Recently I needed to assure that a process could not be started for a second time on the same machine. I had done this before with a mutex but rather than rummaging through old code on my own personal machine, I did the expedient thing and found this question on Stack Overflow.

I liked the answer as many others did and after a few minutes of tweaking came up with this useful adaptation. I share it here in part to help others but mostly to create a permanent “note to self” as this will surely come up again in the future.

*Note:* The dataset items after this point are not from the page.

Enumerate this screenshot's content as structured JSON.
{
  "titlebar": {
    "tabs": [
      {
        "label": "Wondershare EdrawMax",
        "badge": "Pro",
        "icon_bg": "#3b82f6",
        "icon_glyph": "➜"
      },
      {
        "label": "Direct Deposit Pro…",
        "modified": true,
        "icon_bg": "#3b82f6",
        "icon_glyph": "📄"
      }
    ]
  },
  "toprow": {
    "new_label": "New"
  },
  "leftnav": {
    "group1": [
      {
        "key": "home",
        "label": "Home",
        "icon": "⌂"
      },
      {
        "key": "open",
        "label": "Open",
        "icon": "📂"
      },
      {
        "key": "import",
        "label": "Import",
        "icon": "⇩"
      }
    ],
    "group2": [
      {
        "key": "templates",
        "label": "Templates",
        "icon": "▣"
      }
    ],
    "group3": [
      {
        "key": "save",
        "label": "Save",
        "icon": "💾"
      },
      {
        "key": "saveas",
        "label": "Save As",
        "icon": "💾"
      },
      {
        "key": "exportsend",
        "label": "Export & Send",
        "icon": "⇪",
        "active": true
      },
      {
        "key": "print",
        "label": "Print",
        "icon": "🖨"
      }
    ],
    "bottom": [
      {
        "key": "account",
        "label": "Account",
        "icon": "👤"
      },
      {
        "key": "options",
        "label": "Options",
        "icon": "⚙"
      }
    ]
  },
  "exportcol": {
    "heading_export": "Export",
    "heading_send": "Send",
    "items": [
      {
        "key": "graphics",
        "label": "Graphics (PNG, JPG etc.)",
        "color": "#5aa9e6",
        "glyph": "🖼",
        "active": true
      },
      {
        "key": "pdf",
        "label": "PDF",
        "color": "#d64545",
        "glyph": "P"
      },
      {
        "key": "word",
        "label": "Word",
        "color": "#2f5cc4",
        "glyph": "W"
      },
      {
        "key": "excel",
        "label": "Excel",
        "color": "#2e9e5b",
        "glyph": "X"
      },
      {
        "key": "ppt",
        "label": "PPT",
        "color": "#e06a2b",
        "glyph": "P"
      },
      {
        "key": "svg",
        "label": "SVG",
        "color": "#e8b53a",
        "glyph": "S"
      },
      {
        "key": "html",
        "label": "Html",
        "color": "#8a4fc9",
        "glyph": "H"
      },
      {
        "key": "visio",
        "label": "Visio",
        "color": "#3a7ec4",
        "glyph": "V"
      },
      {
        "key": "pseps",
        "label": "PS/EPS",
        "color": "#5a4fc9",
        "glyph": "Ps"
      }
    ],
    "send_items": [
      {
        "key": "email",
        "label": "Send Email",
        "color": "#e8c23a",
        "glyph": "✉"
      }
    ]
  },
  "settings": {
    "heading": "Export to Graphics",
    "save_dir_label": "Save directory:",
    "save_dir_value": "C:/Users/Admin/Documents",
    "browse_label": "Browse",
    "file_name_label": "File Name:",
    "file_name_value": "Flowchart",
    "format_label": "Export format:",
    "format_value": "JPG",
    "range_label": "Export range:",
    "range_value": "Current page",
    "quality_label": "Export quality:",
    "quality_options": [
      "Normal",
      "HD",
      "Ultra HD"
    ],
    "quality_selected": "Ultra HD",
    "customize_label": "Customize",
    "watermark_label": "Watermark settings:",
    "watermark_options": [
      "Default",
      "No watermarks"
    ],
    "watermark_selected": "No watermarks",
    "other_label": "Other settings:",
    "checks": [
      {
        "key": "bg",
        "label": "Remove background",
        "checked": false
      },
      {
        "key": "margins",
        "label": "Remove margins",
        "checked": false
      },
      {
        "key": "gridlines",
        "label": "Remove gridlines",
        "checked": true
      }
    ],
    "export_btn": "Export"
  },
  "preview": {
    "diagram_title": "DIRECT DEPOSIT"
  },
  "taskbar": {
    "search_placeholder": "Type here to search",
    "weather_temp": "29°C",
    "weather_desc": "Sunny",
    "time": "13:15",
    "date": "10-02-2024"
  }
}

private static void Main(string[] args)
{
  // assure only one instance running
  RunExclusively(() =>
  {
    // do your exclusive stuff
  });
}

static void RunExclusively(Action action)
{
  // global mutex to prevent multiple instances from being started
  // get application GUID as defined in AssemblyInfo.cs
  string appGuid = ((GuidAttribute)
           Assembly.GetExecutingAssembly()
           .GetCustomAttributes(typeof(GuidAttribute), false)
           .GetValue(0))
           .Value;

  // unique id for global mutex - Global prefix means it is global to the machine
  string mutexId = string.Format("Global\\{{{0}}}", appGuid);

  using (var mutex = new Mutex(false, mutexId))
  {
    // set security settings for mutex - allow everyone
    var allowEveryoneRule = new MutexAccessRule(
      new SecurityIdentifier(WellKnownSidType.WorldSid, null),
      MutexRights.FullControl, AccessControlType.Allow);
    var securitySettings = new MutexSecurity();
    securitySettings.AddAccessRule(allowEveryoneRule);
    mutex.SetAccessControl(securitySettings);

    var hasHandle = false;
    try
    {
      try
      {
        // wait to acquire for up to five seconds
        if (!mutex.WaitOne(5000, exitContext: false))
        {
          throw new TimeoutException("Timeout waiting for exclusive access");
        }
      }
      catch (AbandonedMutexException)
      {
        // mutex abandoned in another process
        // it will still get acquired
        hasHandle = true;
      }
      action(); //execute work
    }
    finally
    {
      if (hasHandle) mutex.ReleaseMutex();
    }
  }
}

If you know of a better way or see any flaws in this one, please do share.